Institute of the Motor Industry Accreditation: Light Vehicle Maintenance and Repair
  • Service Maintenance Technician (2 years)
  • Diagnostic Technician (3 years)
  • Master Technician (5 years)

So, knowledge of the training and qualifications that apply to any particular field or sector can be fundamental to planning your future career path and may also indicate other routes for you to follow. For example, in the case of the motor mechanic in Activity 3, gaining these qualifications allows them, and their employer, to be listed on a professional register open to the public. There may also be opportunities to use these qualifications with appropriate experience to move into more senior management roles within the industry.

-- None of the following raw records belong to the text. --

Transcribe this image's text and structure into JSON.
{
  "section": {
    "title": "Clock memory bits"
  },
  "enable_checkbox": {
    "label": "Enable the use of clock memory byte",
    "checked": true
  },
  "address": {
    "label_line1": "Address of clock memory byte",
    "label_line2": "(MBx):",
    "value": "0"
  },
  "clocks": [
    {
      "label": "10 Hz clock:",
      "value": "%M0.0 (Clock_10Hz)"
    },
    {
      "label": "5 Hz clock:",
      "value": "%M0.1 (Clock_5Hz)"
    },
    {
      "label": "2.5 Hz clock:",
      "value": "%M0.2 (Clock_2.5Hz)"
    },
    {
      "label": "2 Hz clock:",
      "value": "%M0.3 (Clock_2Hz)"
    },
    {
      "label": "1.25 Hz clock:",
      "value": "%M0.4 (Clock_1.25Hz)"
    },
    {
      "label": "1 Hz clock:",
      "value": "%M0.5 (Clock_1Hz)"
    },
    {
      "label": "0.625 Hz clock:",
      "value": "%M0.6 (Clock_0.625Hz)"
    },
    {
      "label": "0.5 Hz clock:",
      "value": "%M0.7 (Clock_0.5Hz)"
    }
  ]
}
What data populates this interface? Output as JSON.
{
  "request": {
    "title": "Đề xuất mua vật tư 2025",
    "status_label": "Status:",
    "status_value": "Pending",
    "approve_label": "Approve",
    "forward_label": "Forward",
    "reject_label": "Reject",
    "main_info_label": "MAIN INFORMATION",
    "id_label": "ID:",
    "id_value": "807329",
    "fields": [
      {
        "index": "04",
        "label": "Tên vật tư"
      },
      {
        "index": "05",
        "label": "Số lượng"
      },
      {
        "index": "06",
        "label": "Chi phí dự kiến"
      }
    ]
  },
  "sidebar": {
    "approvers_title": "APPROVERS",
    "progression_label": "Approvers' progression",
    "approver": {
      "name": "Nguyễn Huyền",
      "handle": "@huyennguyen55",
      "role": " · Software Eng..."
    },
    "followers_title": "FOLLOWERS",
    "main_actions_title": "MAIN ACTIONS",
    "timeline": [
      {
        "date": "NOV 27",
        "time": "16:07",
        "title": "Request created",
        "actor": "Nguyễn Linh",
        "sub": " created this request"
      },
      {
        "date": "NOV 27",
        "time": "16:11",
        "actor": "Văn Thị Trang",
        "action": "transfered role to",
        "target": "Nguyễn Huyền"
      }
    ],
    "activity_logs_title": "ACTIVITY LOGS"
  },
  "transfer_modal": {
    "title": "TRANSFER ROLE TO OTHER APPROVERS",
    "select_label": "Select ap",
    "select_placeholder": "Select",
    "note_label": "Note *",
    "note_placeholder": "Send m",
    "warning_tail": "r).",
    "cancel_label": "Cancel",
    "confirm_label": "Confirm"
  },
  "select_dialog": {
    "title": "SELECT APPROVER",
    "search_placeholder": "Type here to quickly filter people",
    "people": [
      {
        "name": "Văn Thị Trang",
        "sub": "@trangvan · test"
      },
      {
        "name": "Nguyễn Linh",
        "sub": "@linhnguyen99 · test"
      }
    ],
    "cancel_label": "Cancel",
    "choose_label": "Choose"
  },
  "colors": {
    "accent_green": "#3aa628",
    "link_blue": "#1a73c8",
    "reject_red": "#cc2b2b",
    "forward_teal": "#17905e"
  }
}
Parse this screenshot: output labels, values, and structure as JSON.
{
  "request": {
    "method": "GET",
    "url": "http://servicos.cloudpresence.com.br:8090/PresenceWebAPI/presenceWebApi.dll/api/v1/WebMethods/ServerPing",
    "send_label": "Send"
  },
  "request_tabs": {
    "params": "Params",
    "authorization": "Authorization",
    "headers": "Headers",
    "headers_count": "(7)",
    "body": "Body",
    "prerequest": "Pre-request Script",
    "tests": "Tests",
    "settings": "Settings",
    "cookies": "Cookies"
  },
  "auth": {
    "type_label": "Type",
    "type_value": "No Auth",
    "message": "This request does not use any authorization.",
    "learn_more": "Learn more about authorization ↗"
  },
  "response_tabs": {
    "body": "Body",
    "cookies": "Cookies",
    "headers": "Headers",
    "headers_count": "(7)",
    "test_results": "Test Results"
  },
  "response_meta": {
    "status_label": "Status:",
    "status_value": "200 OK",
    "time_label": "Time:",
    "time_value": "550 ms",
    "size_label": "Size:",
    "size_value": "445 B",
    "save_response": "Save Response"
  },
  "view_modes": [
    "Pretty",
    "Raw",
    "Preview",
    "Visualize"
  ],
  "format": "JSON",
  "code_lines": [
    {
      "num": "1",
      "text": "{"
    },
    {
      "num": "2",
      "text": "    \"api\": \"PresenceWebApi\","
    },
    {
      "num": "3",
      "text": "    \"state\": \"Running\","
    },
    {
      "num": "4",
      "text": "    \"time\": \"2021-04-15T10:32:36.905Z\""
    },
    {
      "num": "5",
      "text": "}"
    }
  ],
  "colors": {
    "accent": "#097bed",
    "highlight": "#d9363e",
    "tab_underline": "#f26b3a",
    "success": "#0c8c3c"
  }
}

There is, in fact, a national qualification framework in the UK (covering England, Wales and Northern Ireland) based on the Regulated Qualification Framework (RQF) and the Framework for Higher Education Qualifications (FHEQ). It has nine levels incorporating vocational qualifications such as NVQs and BTEC, and academic qualifications such as GCSEs, AS/A levels, degrees and postgraduate-level qualifications.

To find out more about this framework, you should visit the GOV.UK website [Tip: hold Ctrl and click a link to open it in a new tab. (Hide tip)] . Use this framework to identify your highest level of qualification but also the level of any vocational or professional qualification that you have. You may find that these are very different; it is not uncommon to have a level 6 vocational qualification but to be working towards a professional qualification at level 3.

The national qualification framework will give you a good understanding of the range of qualifications available and how they match against each other. Of course, you also will need to find out more about the specific qualifications available in your sector and their level in the national structure but contacting the appropriate professional or sector skills body should be a useful first step in this process.